2.      situasi problem posing yang semi terstruktur, pada situasi ini siswa diberi situasi atau informasi yang terbuka. Kemudian siswa diminta untuk mencari atau menyelidiki situasi atau informasi tersebut dengan cara menggunakan pengetahuan yang dimilikinya. Selain itu, siswa harus mengaitkan informasi itu dengan konsep-konsep dan prinsip-prinsip matematika yang diketahuinya untuk membentuk soal.
3.      Pada situasi problem posing yang terstuktur, informasi atau situasinya berupa soal atau selesaian dari suatu soal.
Respon siswa yang diharapkan dari situasi atau informasi problem posing adalah respon berupa soal buatan siswa. Namun demikian, tidak tertutup kemungkinan siswa membuat yang lain, misalnya siswa hanya membuat pernyataan.  Silver dan Cai dalam Abdussakir mengklasifikasikan respon tersebut menurut jenisnya menjadi tiga kelompok, yaitu:
1.    Pertanyaan matematika adalah pertanyaan yang memuat masalah matematika dan mempunyai kaitan dengan informasi yang diberikan. Pertanyaan matematika ini, selanjutnya diklasifikasikan ke dalam dua kategori, yaitu:
a.    pertanyaan matematika yang dapat diselesaikan yaitu pertanyaan yang memuat informasi yang cukup dari situasi yang ada untuk diselesaikan, atau jika pertanyaan tersebut memiliki tujuan yang tidak sesuai dengan informasi yang ada. Selanjutnya pertanyaan matematika yang dapat diselesaikan juga dibedakan atas dua hal, yaitu pertanyaan yang memuat informasi baru dan pertanyaan yang tidak memuat informasi baru.
b.    pertanyaan matematika yang tidak dapat diselesaikan.
2.    Pertanyaan non matematika adalah pertanyaan yang tidak memuat masalah matematika dan tidak mempunyai kaitan dengan informasi yang diberikan.
3.    Sedangkan pernyataan adalah kalimat yang bersifat ungkapan atau berita yang tidak memuat pertanyaan, tetapi sekedar ungkapan yang bernilai benar atau salah.
 Menurut Brown and Walter dalam Abdussakir (2009)  ada lima tahapan utama dalam  problem posing, yaitu:
1)        Memilih titik awal.
Pemilihan titik awal dapat dengan menggunakan bahan yang konkret atau teorema.
2)        Mendaftar apa yang diketahui dari masalah atau situasi yang diberikan.
3)        Menggali konsep dengan pertanyaan "bagaimana-jika-tidak".
Penggalian konsep dapat dilakukan dengan menjawab pertanyaan seperti: "Bagaimana jika hal yang diketahui tidak demikian, apa yang bisa dilakukan?"
4)        Mencari, mendefinisikan, dan mencatat hal yang baru berdasarkan pertanyaan “bagaimana-jika-tidak” sebelumnya.
5)        Membuat pertanyaan-pertanyaan baru dan analisis pertanyaan tersebut setelah semua masalah direncanakan.

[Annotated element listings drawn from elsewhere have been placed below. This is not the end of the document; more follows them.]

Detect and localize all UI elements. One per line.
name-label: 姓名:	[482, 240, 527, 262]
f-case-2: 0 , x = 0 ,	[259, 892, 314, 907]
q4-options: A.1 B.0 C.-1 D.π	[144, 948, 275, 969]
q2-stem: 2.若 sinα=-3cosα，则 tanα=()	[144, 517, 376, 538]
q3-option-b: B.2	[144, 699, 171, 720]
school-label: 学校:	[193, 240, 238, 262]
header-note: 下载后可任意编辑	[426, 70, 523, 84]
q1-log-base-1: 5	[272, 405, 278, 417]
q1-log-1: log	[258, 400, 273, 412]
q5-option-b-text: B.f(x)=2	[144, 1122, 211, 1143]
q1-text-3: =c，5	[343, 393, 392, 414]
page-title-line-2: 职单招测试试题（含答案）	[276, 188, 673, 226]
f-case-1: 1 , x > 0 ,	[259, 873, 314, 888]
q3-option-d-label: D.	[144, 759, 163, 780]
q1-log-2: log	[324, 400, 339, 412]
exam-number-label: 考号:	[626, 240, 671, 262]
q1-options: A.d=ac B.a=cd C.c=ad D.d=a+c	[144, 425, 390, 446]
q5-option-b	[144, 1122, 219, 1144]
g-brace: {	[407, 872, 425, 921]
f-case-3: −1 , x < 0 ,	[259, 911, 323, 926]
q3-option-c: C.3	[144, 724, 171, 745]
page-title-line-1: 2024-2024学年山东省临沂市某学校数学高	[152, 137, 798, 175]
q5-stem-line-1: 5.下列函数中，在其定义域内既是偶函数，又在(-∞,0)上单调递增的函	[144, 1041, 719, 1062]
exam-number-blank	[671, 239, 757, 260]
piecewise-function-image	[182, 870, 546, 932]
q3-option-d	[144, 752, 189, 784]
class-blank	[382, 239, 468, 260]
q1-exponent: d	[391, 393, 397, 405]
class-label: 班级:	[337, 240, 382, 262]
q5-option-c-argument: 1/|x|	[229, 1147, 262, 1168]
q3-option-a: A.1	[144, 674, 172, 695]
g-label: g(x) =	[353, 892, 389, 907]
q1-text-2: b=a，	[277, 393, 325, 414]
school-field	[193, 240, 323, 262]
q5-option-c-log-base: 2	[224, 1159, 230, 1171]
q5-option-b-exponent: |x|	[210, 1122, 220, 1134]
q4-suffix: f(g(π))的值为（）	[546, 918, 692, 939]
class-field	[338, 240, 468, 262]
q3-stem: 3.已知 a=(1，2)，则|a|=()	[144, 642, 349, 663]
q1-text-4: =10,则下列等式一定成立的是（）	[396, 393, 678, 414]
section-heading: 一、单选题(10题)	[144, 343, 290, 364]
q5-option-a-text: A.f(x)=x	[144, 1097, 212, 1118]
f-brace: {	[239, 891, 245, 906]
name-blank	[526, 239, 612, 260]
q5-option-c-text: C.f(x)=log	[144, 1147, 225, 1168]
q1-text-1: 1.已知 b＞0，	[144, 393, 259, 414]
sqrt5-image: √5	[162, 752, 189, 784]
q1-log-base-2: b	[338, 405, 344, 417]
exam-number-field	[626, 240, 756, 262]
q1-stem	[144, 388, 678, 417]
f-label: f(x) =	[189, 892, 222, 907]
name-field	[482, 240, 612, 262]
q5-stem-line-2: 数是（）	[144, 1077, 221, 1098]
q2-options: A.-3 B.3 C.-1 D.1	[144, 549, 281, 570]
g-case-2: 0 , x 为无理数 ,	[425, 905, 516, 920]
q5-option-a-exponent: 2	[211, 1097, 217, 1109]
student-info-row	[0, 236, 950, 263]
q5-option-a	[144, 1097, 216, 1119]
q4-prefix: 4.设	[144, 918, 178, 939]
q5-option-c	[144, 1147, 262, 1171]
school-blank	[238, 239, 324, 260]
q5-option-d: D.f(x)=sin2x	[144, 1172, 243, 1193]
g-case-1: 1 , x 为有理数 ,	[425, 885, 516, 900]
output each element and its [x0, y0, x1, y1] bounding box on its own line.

Selain itu, Brown dan Walter, dalam Abdussakir (2009), juga mengungkapkan bahwa informasi atau situasi problem posing dapat berupa gambar, benda manipulatif, permainan, teorema atau konsep, alat peraga, soal, atau selesaian dari suatu soal. Sementara itu, menurut Setiawan (2004), pembentukan soal atau pembentukan masalah terdiri dari dua kegiatan yaitu:
1)   Pembentukan soal baru atau pembentukan soal dari situasi atau pengalaman siswa.
2)   Pembentukan soal dari soal lain yang sudah ada.

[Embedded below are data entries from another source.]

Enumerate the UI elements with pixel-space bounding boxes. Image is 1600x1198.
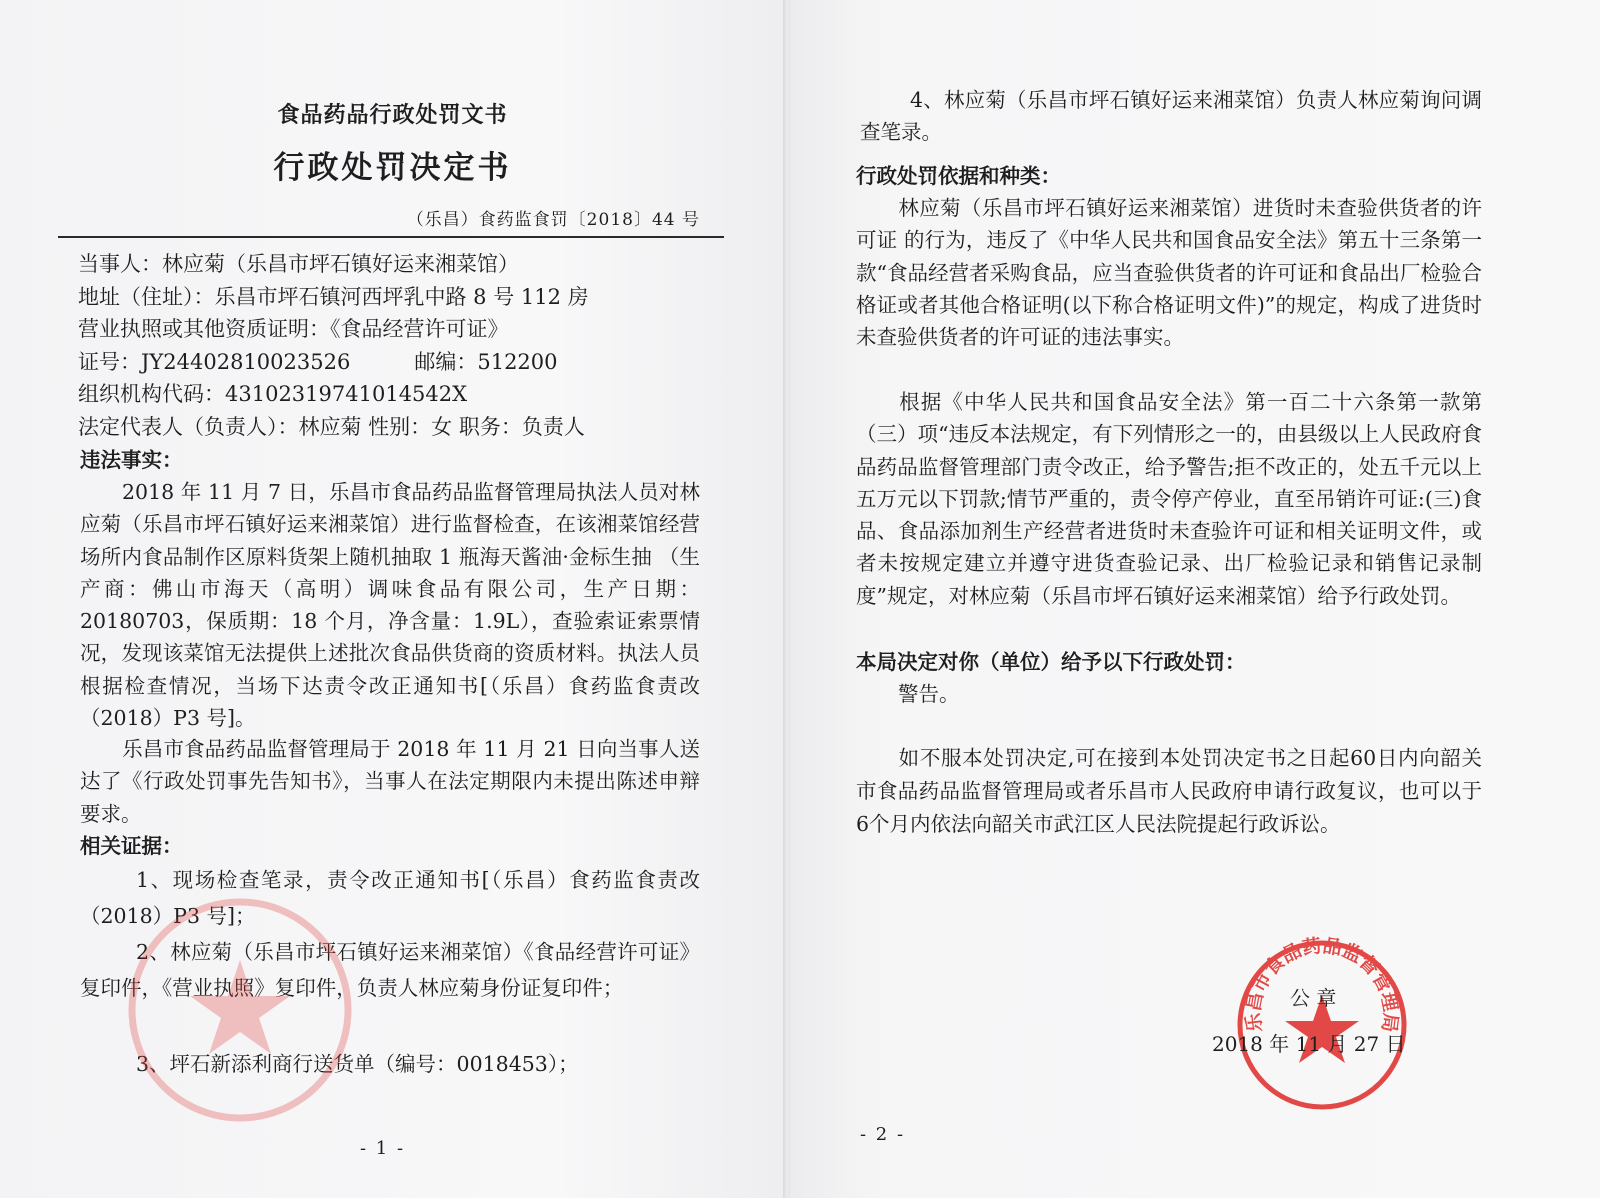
decision-date: 2018 年 11 月 27 日: [1212, 1032, 1406, 1056]
legal-representative: 法定代表人（负责人）：林应菊 性别：女 职务：负责人: [78, 414, 585, 439]
page-1: [0, 0, 785, 1198]
evidence-text-4: 4、林应菊（乐昌市坪石镇好运来湘菜馆）负责人林应菊询问调查笔录。: [860, 88, 1482, 145]
facts-paragraph-2: [80, 733, 700, 830]
evidence-text-3: 3、坪石新添利商行送货单（编号：0018453）；: [136, 1052, 579, 1076]
party-name: 当事人：林应菊（乐昌市坪石镇好运来湘菜馆）: [78, 252, 519, 276]
party-info: [78, 248, 589, 443]
document-series-title: 食品药品行政处罚文书: [277, 102, 508, 128]
evidence-text-1: 1、现场检查笔录，责令改正通知书[（乐昌）食药监食责改（2018）P3 号]；: [80, 868, 700, 928]
document-number: （乐昌）食药监食罚〔2018〕44 号: [406, 210, 700, 230]
basis-text-1: 林应菊（乐昌市坪石镇好运来湘菜馆）进货时未查验供货者的许可证 的行为，违反了《中华人民共和国食品安全法》第五十三条第一款“食品经营者采购食品，应当查验供货者的许可证和食品出厂检验合格证或者其他合格证明(以下称合格证明文件)”的规定，构成了进货时未查验供货者的许可证的违法事实。: [856, 196, 1482, 350]
license-row: [78, 346, 589, 379]
official-seal-faded: [120, 890, 360, 1130]
seal-text: 乐昌市食品药品监督管理局: [1242, 935, 1402, 1034]
facts-heading: 违法事实：: [80, 448, 183, 472]
page-number-1: - 1 -: [360, 1138, 406, 1159]
basis-paragraph-2: [856, 386, 1482, 612]
evidence-heading: 相关证据：: [80, 834, 183, 858]
basis-paragraph-1: [856, 192, 1482, 353]
seal-caption: 公 章: [1290, 986, 1337, 1010]
facts-text-2: 乐昌市食品药品监督管理局于 2018 年 11 月 21 日向当事人送达了《行政处罚事先告知书》，当事人在法定期限内未提出陈述申辩要求。: [80, 737, 700, 826]
page-number-2: - 2 -: [860, 1124, 906, 1145]
license-number: 证号：JY24402810023526: [78, 349, 351, 374]
appeal-text: 如不服本处罚决定,可在接到本处罚决定书之日起60日内向韶关市食品药品监督管理局或者乐昌市人民政府申请行政复议，也可以于6个月内依法向韶关市武江区人民法院提起行政诉讼。: [856, 746, 1482, 836]
party-address: 地址（住址）：乐昌市坪石镇河西坪乳中路 8 号 112 房: [78, 284, 589, 309]
postcode: 邮编：512200: [414, 349, 558, 374]
org-code: 组织机构代码：43102319741014542X: [78, 382, 468, 406]
facts-text-1: 2018 年 11 月 7 日，乐昌市食品药品监督管理局执法人员对林应菊（乐昌市坪石镇好运来湘菜馆）进行监督检查，在该湘菜馆经营场所内食品制作区原料货架上随机抽取 1 瓶海天酱油·金标生抽 （生产商：佛山市海天（高明）调味食品有限公司，生产日期：20180703，保质期：18 个月，净含量：1.9L），查验索证索票情况，发现该菜馆无法提供上述批次食品供货商的资质材料。执法人员根据检查情况，当场下达责令改正通知书[（乐昌）食药监食责改（2018）P3 号]。: [80, 480, 700, 731]
penalty-text: 警告。: [898, 682, 960, 706]
header-divider: [58, 236, 724, 238]
decision-penalty: [856, 678, 1482, 710]
evidence-item-4: [860, 84, 1482, 149]
document-title: 行政处罚决定书: [273, 150, 512, 186]
basis-text-2: 根据《中华人民共和国食品安全法》第一百二十六条第一款第（三）项“违反本法规定，有下列情形之一的，由县级以上人民政府食品药品监督管理部门责令改正，给予警告;拒不改正的，处五千元以上五万元以下罚款;情节严重的，责令停产停业，直至吊销许可证:(三)食品、食品添加剂生产经营者进货时未查验许可证和相关证明文件，或者未按规定建立并遵守进货查验记录、出厂检验记录和销售记录制度”规定，对林应菊（乐昌市坪石镇好运来湘菜馆）给予行政处罚。: [856, 390, 1482, 608]
page-2: [790, 0, 1600, 1198]
evidence-text-2: 2、林应菊（乐昌市坪石镇好运来湘菜馆）《食品经营许可证》复印件，《营业执照》复印件，负责人林应菊身份证复印件；: [80, 940, 700, 1000]
license-type: 营业执照或其他资质证明：《食品经营许可证》: [78, 317, 509, 341]
appeal-notice: [856, 742, 1482, 841]
facts-paragraph-1: [80, 476, 700, 734]
official-seal: [1232, 935, 1412, 1115]
decision-heading: 本局决定对你（单位）给予以下行政处罚：: [856, 650, 1246, 674]
basis-heading: 行政处罚依据和种类：: [856, 164, 1061, 188]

Phylips Within, mengemukakan langkah-langkah yang dapat dilakukan untuk menerapkan problem posing adalah sebagai berikut:
1)   Melibatkan siswa dalam membahas masalah baru dengan teliti.
2)   Meminta siswa mencatat tentang apa yang mereka bicarakan, mereka tulis dan mereka gambar berdasarkan temuan mereka.
3)   Meminta siswa mengajukan soal  atau petanyaan berdasarkan hasil pengamatan mereka.
4)   Meminta siswa untuk memilih salah satu soal atau pertanyaan yang mereka buat untuk diprediksikan solusinya.
5)   Memberikan kesempatan kepada siswa untuk membandingkan atau mendiskusikan temuan mereka dengan siswa yang lain.

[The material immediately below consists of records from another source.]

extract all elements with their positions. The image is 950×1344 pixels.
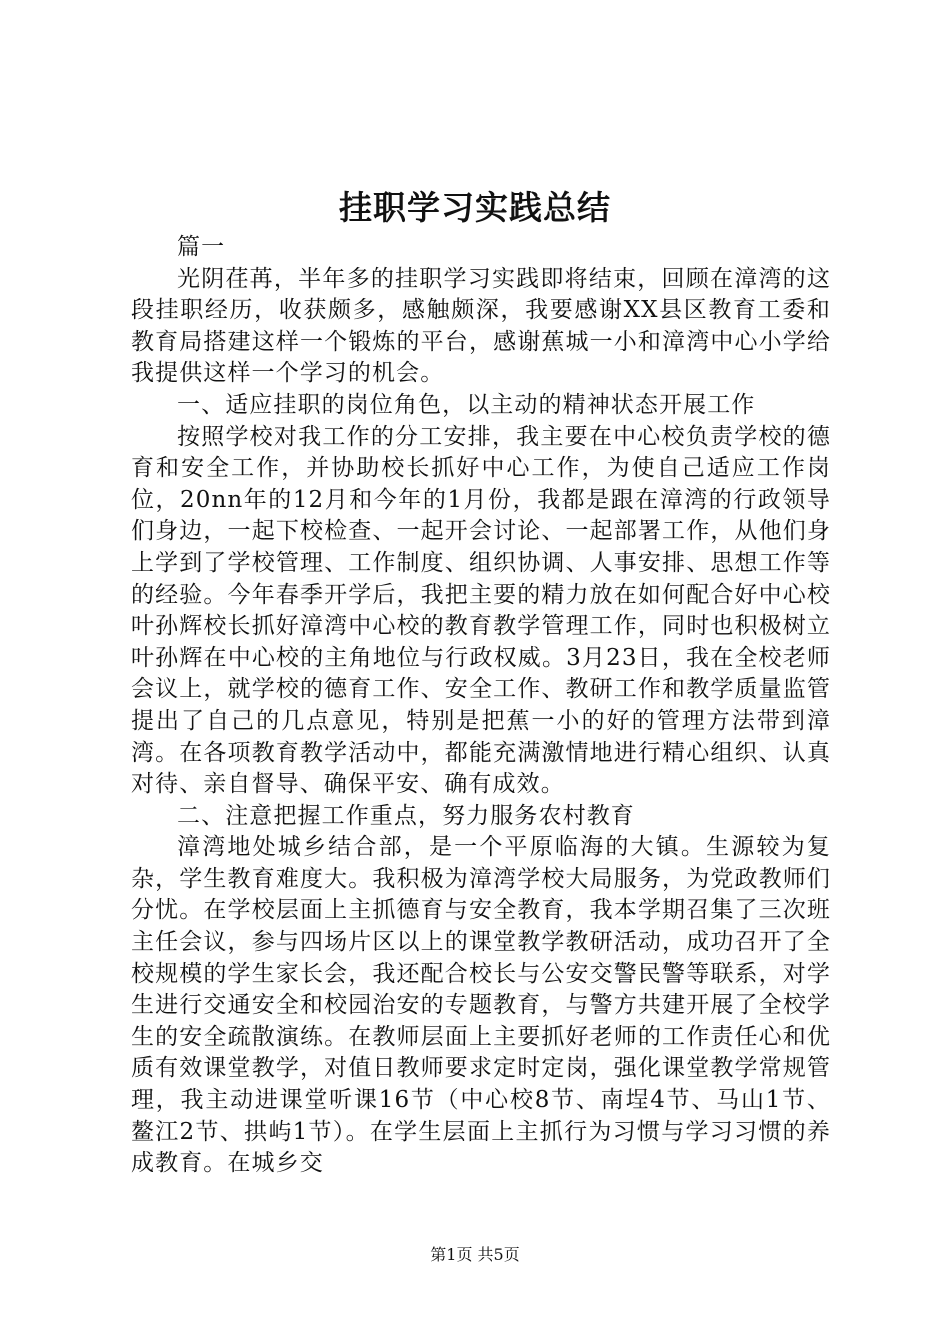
section-heading-1: 一、适应挂职的岗位角色，以主动的精神状态开展工作 (177, 391, 756, 418)
page-number-footer: 第1页 共5页 (430, 1245, 520, 1264)
document-body (131, 232, 831, 1180)
section-label: 篇一 (177, 234, 226, 260)
section-heading-2: 二、注意把握工作重点，努力服务农村教育 (177, 802, 635, 829)
document-title: 挂职学习实践总结 (339, 188, 611, 227)
body-paragraph-1: 按照学校对我工作的分工安排，我主要在中心校负责学校的德育和安全工作，并协助校长抓好中心工作，为使自己适应工作岗位，20nn年的12月和今年的1月份，我都是跟在漳湾的行政领导们身边，一起下校检查、一起开会讨论、一起部署工作，从他们身上学到了学校管理、工作制度、组织协调、人事安排、思想工作等的经验。今年春季开学后，我把主要的精力放在如何配合好中心校叶孙辉校长抓好漳湾中心校的教育教学管理工作，同时也积极树立叶孙辉在中心校的主角地位与行政权威。3月23日，我在全校老师会议上，就学校的德育工作、安全工作、教研工作和教学质量监管提出了自己的几点意见，特别是把蕉一小的好的管理方法带到漳湾。在各项教育教学活动中，都能充满激情地进行精心组织、认真对待、亲自督导、确保平安、确有成效。 (131, 423, 831, 798)
intro-paragraph: 光阴荏苒，半年多的挂职学习实践即将结束，回顾在漳湾的这段挂职经历，收获颇多，感触颇深，我要感谢XX县区教育工委和教育局搭建这样一个锻炼的平台，感谢蕉城一小和漳湾中心小学给我提供这样一个学习的机会。 (131, 265, 831, 387)
body-paragraph-2: 漳湾地处城乡结合部，是一个平原临海的大镇。生源较为复杂，学生教育难度大。我积极为漳湾学校大局服务，为党政教师们分忧。在学校层面上主抓德育与安全教育，我本学期召集了三次班主任会议，参与四场片区以上的课堂教学教研活动，成功召开了全校规模的学生家长会，我还配合校长与公安交警民警等联系，对学生进行交通安全和校园治安的专题教育，与警方共建开展了全校学生的安全疏散演练。在教师层面上主要抓好老师的工作责任心和优质有效课堂教学，对值日教师要求定时定岗，强化课堂教学常规管理，我主动进课堂听课16节（中心校8节、南埕4节、马山1节、鳌江2节、拱屿1节）。在学生层面上主抓行为习惯与学习习惯的养成教育。在城乡交 (131, 834, 831, 1177)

Dari pendapat-pendapat tersebut dapat disimpulkan, langkah-langkah penerapan pendekatan problem posing dalam pembelajaran matematika adalah sebagai berikut:
1)        Guru menyajikan informasi atau  situasi kepada siswa dengan menggunakan gambar, benda manipulatif, permainan, teorema atau konsep, alat peraga, soal, atau selesaian dari suatu soal.
2)        Siswa mencatat hal-hal yang telah diketahui dari situasi atau informasi yang telah diberikan.
3)        Siswa membuat pertanyaan atau soal dengan menggali konsep dari hal-hal yang telah diketahui.
4)        Siswa menganalisis pertanyaan atau soal  yang telah dibuat dan memprediksi solusi dari soal tersebut .
5)        Siswa mendiskusikan hasil pekerjaannya dengan siswa yang lain.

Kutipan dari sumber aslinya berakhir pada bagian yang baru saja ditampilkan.